É preciso assumir que a seca e as ondas de calor vão ser “normais” em grande parte de Portugal – exatamente como são, há muito, no Norte de África
Ao longo de 2022, Portugal esteve vários meses com a maior parte do seu território continental sob seca extrema. Este ano, apesar das grandes chuvadas e até das inundações que marcaram o inverno, o fenómeno regressou e, porventura, ainda com maior força. Os indicadores não deixam dúvidas: desde fevereiro, com a pluviosidade em níveis baixíssimos em comparação com os anos anteriores, não tem parado de crescer a porção de território com falta de água. No entanto, apesar dos avisos da meteorologia de que se aproximam mais meses quentes e secos, o assunto continuou, durante a maior parte do tempo, a ser praticamente ignorado ao mais alto nível político.

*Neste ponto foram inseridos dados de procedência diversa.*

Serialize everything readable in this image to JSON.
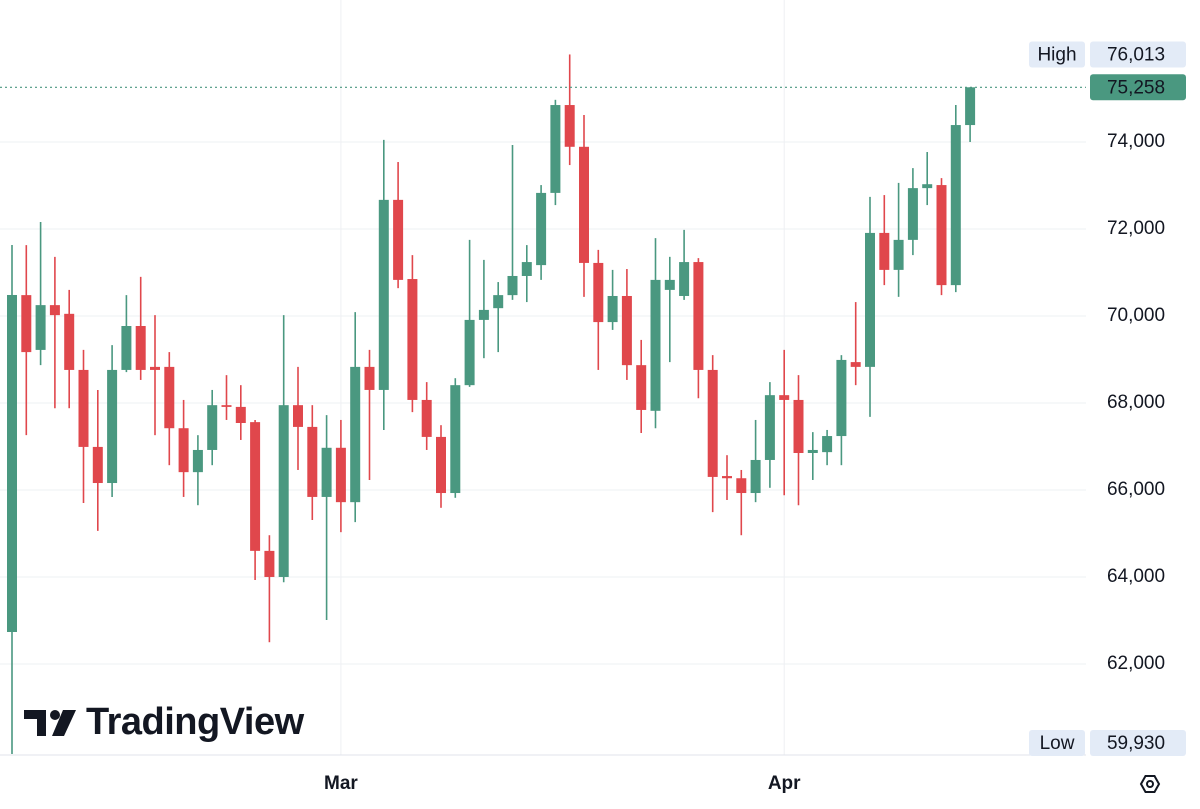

Num País “ocupado” com as peripécias da comissão de inquérito à TAP e entretido com o suspense em redor da ameaça-permanente–mas-nunca-concretizada de dissolução do Parlamento, o fenómeno que maiores consequências pode ter para o nosso futuro coletivo foi encarado, ao longo de semanas, com o silêncio do Governo e o desinteresse de toda a oposição. A realidade, por mais que a pretendam desmentir, é esta: somos capazes de, no espaço público, passar dias a discutir a diferença de duas décimas numa previsão económica ‒ do FMI, do Banco Mundial ou da OCDE –, mas persistimos em ignorar os números, exatos, que nos indicam a progressão imparável da seca e do aumento das temperaturas. E a apatia que existe face a essa realidade diz muito sobre nós, eleitores, e sobre o estado real dos políticos que elegemos ou que apoiamos: preferimos sempre a discussão sobre o incerto – como a evolução da economia, em que cada um pode dizer que o futuro lhe dará razão, conforme a previsão que escolher – do que enfrentar aquilo que, comprovadamente, é certo mas que obriga, por isso, a um muito maior poder de decisão e até, com toda a certeza, à tomada de medidas que serão impopulares e penalizadoras em futuras eleições. […]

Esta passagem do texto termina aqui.